Figure 17 shows the simulated results after employing the fuzzy logic reasoning of the low PEEP algorithm. The plots in yellow colour are the FiO2 inputs, the plots in blue colour are the initial PEEP inputs, and the outputs (adjusted PEEP output) are in the red colour. The graphs indicate the same procedure as for Figure 15, with the only difference that the algorithm was trained using the low PEEP values.

3.1.4. pH Input, Respiratory Rate Adjustment, and Tidal Volume Adjustment Graph

Figure 18 shows the simulated results of the pH algorithm after employing fuzzy logic reasoning. The plots in yellow colour are the pH inputs, the plots in blue colour are the fuzzified respiratory rate outputs, and the fuzzified tidal volume adjustment outputs are in the red colour. The graph shows how, according to the ARDS Berlin definition, the input pH parameter should affect the adjustments of the respiratory rate and tidal volume.

When the pH < 7.2, there is an increment change/difference in respiratory rate and tidal volume; when pH is between 7.2 and 7.4, no change (zero) is made for respiratory rate and tidal volume; when the pH > 7.4, change in respiratory rate is reduced and tidal volume is maintained.

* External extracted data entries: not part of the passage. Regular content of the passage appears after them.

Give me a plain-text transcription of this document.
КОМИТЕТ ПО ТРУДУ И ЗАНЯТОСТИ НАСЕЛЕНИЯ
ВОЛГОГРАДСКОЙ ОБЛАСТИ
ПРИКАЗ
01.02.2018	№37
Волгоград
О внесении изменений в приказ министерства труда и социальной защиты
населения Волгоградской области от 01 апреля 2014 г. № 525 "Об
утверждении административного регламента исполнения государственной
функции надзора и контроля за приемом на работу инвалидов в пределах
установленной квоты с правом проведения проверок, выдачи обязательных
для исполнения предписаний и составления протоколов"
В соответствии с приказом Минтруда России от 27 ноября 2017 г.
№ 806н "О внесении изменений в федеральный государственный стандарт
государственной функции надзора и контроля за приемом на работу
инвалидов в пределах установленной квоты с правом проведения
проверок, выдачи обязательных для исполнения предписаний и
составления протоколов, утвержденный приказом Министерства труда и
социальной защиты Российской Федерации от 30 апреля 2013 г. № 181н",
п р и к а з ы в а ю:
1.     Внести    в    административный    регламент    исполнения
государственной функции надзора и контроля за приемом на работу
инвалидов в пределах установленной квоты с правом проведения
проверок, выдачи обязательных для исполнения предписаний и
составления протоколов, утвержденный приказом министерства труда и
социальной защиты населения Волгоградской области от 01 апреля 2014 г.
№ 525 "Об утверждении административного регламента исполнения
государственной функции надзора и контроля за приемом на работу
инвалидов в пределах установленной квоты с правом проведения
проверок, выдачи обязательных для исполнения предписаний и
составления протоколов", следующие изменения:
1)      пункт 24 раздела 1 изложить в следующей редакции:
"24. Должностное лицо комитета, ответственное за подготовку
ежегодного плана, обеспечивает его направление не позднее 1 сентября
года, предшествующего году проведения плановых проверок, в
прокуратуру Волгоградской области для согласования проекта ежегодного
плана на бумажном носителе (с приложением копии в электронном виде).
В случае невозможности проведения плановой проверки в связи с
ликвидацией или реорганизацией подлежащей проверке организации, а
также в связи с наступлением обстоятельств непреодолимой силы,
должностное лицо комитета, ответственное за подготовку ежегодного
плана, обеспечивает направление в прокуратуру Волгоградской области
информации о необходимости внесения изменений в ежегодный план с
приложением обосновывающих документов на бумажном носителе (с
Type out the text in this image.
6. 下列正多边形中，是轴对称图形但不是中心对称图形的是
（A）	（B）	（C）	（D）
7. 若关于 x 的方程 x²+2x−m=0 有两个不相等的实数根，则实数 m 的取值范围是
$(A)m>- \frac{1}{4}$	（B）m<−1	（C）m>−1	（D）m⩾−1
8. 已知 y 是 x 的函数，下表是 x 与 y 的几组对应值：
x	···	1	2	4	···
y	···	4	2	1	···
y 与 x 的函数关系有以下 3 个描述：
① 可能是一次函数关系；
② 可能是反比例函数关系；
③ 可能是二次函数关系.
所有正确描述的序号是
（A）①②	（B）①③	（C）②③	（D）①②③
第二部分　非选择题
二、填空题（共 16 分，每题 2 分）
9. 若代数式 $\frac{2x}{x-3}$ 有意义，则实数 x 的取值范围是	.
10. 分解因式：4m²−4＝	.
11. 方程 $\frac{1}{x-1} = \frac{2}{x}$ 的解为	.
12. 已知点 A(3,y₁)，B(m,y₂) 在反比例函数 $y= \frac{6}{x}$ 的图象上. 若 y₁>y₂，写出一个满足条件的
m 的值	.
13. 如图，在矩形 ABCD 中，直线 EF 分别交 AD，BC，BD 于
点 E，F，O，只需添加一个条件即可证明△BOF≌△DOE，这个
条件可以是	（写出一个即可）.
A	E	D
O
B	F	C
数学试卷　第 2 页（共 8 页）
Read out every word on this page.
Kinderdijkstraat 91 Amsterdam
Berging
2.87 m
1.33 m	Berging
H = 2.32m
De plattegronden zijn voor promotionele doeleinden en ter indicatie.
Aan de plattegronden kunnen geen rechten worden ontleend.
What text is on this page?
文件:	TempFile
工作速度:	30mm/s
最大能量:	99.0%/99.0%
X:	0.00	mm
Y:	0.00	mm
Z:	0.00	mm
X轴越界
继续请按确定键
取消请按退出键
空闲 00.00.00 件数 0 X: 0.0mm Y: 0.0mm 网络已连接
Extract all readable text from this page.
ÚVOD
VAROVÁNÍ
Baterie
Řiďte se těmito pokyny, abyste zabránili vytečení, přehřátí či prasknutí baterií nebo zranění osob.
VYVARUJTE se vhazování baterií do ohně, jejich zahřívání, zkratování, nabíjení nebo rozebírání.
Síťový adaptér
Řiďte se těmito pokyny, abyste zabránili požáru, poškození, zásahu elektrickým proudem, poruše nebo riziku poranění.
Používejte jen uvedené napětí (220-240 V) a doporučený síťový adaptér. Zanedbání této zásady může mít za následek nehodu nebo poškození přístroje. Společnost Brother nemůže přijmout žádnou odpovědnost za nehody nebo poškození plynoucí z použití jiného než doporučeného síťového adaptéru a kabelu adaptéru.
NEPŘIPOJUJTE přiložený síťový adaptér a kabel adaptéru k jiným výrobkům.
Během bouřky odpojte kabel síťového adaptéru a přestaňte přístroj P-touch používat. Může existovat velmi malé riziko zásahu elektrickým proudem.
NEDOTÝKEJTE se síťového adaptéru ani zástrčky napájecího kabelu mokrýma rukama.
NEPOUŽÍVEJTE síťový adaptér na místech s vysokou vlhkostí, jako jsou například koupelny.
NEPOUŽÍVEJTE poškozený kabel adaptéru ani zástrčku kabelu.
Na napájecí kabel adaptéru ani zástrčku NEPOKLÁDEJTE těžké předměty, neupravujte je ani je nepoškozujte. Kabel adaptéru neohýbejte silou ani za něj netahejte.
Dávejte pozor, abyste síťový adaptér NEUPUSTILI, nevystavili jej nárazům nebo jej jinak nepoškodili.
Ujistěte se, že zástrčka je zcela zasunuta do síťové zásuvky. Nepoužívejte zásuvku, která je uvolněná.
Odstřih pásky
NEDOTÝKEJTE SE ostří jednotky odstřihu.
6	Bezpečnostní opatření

Based on the ARDS treatment protocol, once the patient stabilises, the designed algorithms will have achieved the significant change in a patient from severe PaO2/FiO2 ≤ 100) to moderate (100 < PaO2/FiO2 ≤ 200) to mild (200 < PaO2/FiO2 ≤ 300) or fully recovered.

4. Conclusion

The MATLAB Simulink was used to simulate the system. The results show that the fuzzy-based ARDS Berlin definition can guide the physician on the adjustments to be made during the ventilation with more accuracy. This, therefore, will reduce the death related errors made by the physicians due to human errors and will increase the speed of decision-making during ventilation.

Data Availability

The data generated or analyzed to support the findings of this study are included within the article.

Conflicts of Interest

The authors declare that they have no conflicts of interest.